I've checked my score weekly for probably the past six or seven years. What I've learned is... nothing lol. I do have a credit monitoring service that tells me when a change occurs and it's always coincided with something I've initiated.
I volunteered once and they pulled a sexual offender report on me, I was surprised and didn't realize who would run something like that against me until I realized it was the company I volunteered with and had agreed to that check in the paperwork I signed.
I use CreditKarma, Chase FICO score, AmEx Fico Score and BarclayCard's FICO checks. Haven't ordered the actual report in years.
I recently noticed they changed their tiering and raised the "number" that would qualify someone for "Excellent" score. So it now takes a higher FICO score to be considered Excellent, but they did not raise the ceiling of the best possible score of 850 from my understanding.
That to me essentially makes it harder for someone to qualify, and also forces most to pay higher rates as less are qualifying for the "excellent score" tier.
I've never been late on a payment so I don't know what it would take to drop 100 points, but perhaps a late payment or delinquency?
Did your reported SS earnings drop signifigantly? I noticed the years my wife was off for maternity with lower SS earnings reported, but still maintaining same level of credit has reducer her score temporarily. Similarly I was laid off one year and my score dropped the next year once SS income was reported.
My score also dropped when I closed out both of our vehicle loans this year. It's my understanding that score is related to the amount of credit one can consume efficiently.
I play the CC game, with a few new CCs every couple years, and also closing CCs here and there.

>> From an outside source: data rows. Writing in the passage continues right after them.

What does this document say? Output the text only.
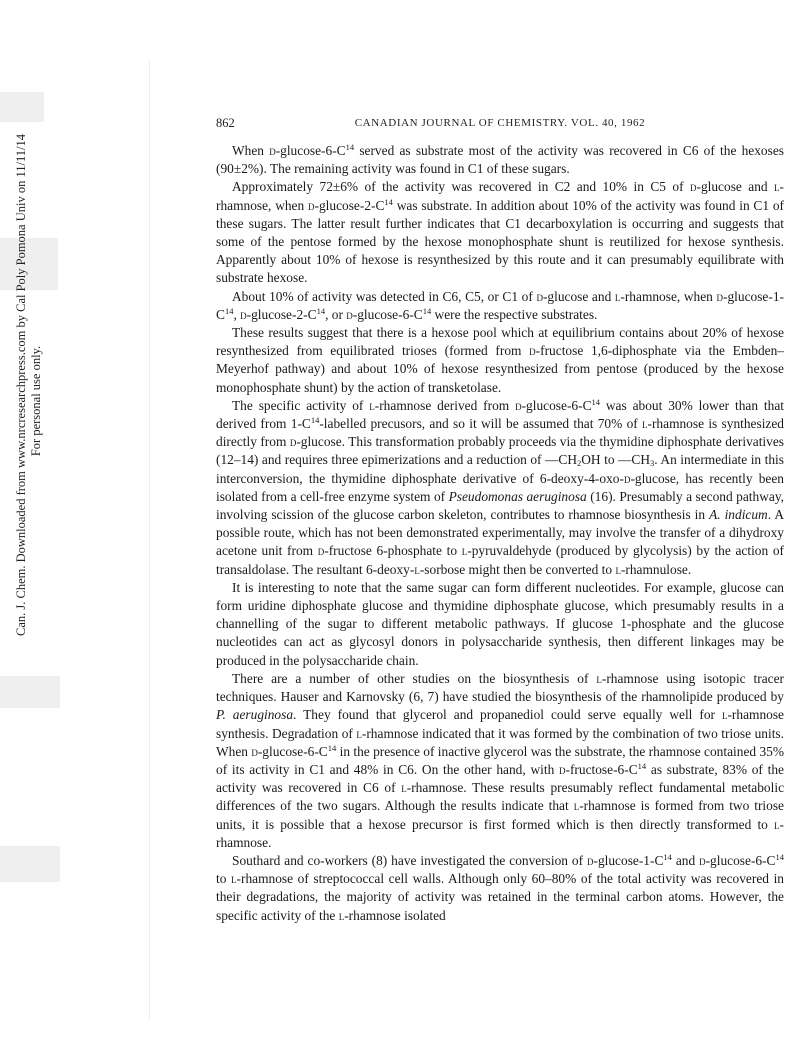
Can. J. Chem. Downloaded from www.nrcresearchpress.com by Cal Poly Pomona Univ on 11/11/14 For personal use only.
862	CANADIAN JOURNAL OF CHEMISTRY. VOL. 40, 1962

When $d-glucose-6-C^{14}$ served as substrate most of the activity was recovered in C6 of the hexoses (90±2%). The remaining activity was found in C1 of these sugars.

Approximately 72±6% of the activity was recovered in C2 and 10% in C5 of d-glucose and l-rhamnose, when $d-glucose-2-C^{14}$ was substrate. In addition about 10% of the activity was found in C1 of these sugars. The latter result further indicates that C1 decarboxylation is occurring and suggests that some of the pentose formed by the hexose monophosphate shunt is reutilized for hexose synthesis. Apparently about 10% of hexose is resynthesized by this route and it can presumably equilibrate with substrate hexose.

About 10% of activity was detected in C6, C5, or C1 of d-glucose and l-rhamnose, when $d-glucose-1-C^{14}$, $d-glucose-2-C^{14}$, or $d-glucose-6-C^{14}$ were the respective substrates.

These results suggest that there is a hexose pool which at equilibrium contains about 20% of hexose resynthesized from equilibrated trioses (formed from d-fructose 1,6-diphosphate via the Embden–Meyerhof pathway) and about 10% of hexose resynthesized from pentose (produced by the hexose monophosphate shunt) by the action of transketolase.

The specific activity of l-rhamnose derived from $d-glucose-6-C^{14}$ was about 30% lower than that derived from $1-C^{14}$-labelled precusors, and so it will be assumed that 70% of l-rhamnose is synthesized directly from d-glucose. This transformation probably proceeds via the thymidine diphosphate derivatives (12–14) and requires three epimerizations and a reduction of $—CH_2OH$ to $—CH_3$. An intermediate in this interconversion, the thymidine diphosphate derivative of 6-deoxy-4-oxo-d-glucose, has recently been isolated from a cell-free enzyme system of Pseudomonas aeruginosa (16). Presumably a second pathway, involving scission of the glucose carbon skeleton, contributes to rhamnose biosynthesis in A. indicum. A possible route, which has not been demonstrated experimentally, may involve the transfer of a dihydroxy acetone unit from d-fructose 6-phosphate to l-pyruvaldehyde (produced by glycolysis) by the action of transaldolase. The resultant 6-deoxy-l-sorbose might then be converted to l-rhamnulose.

It is interesting to note that the same sugar can form different nucleotides. For example, glucose can form uridine diphosphate glucose and thymidine diphosphate glucose, which presumably results in a channelling of the sugar to different metabolic pathways. If glucose 1-phosphate and the glucose nucleotides can act as glycosyl donors in polysaccharide synthesis, then different linkages may be produced in the polysaccharide chain.

There are a number of other studies on the biosynthesis of l-rhamnose using isotopic tracer techniques. Hauser and Karnovsky (6, 7) have studied the biosynthesis of the rhamnolipide produced by P. aeruginosa. They found that glycerol and propanediol could serve equally well for l-rhamnose synthesis. Degradation of l-rhamnose indicated that it was formed by the combination of two triose units. When $d-glucose-6-C^{14}$ in the presence of inactive glycerol was the substrate, the rhamnose contained 35% of its activity in C1 and 48% in C6. On the other hand, with $d-fructose-6-C^{14}$ as substrate, 83% of the activity was recovered in C6 of l-rhamnose. These results presumably reflect fundamental metabolic differences of the two sugars. Although the results indicate that l-rhamnose is formed from two triose units, it is possible that a hexose precursor is first formed which is then directly transformed to l-rhamnose.

Southard and co-workers (8) have investigated the conversion of $d-glucose-1-C^{14}$ and $d-glucose-6-C^{14}$ to l-rhamnose of streptococcal cell walls. Although only 60–80% of the total activity was recovered in their degradations, the majority of activity was retained in the terminal carbon atoms. However, the specific activity of the l-rhamnose isolated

Each time I do that it drops my score a few points but slowly rebounds.
I've noticed if I push the balance higher than like 10% of the total credit cards available balance it drops the score. I do carry a balance on 0% cards. Since I have the money to pay it off, I am fine with that and prefer to use someone else's money for those short term high dollar purchases as long as its 0% interest.
One final thought... Does anyone else have joint credit with you? A mortgage, a car loan, an authorized user on a credit card? They could perhaps be impacting your credit if that's the case.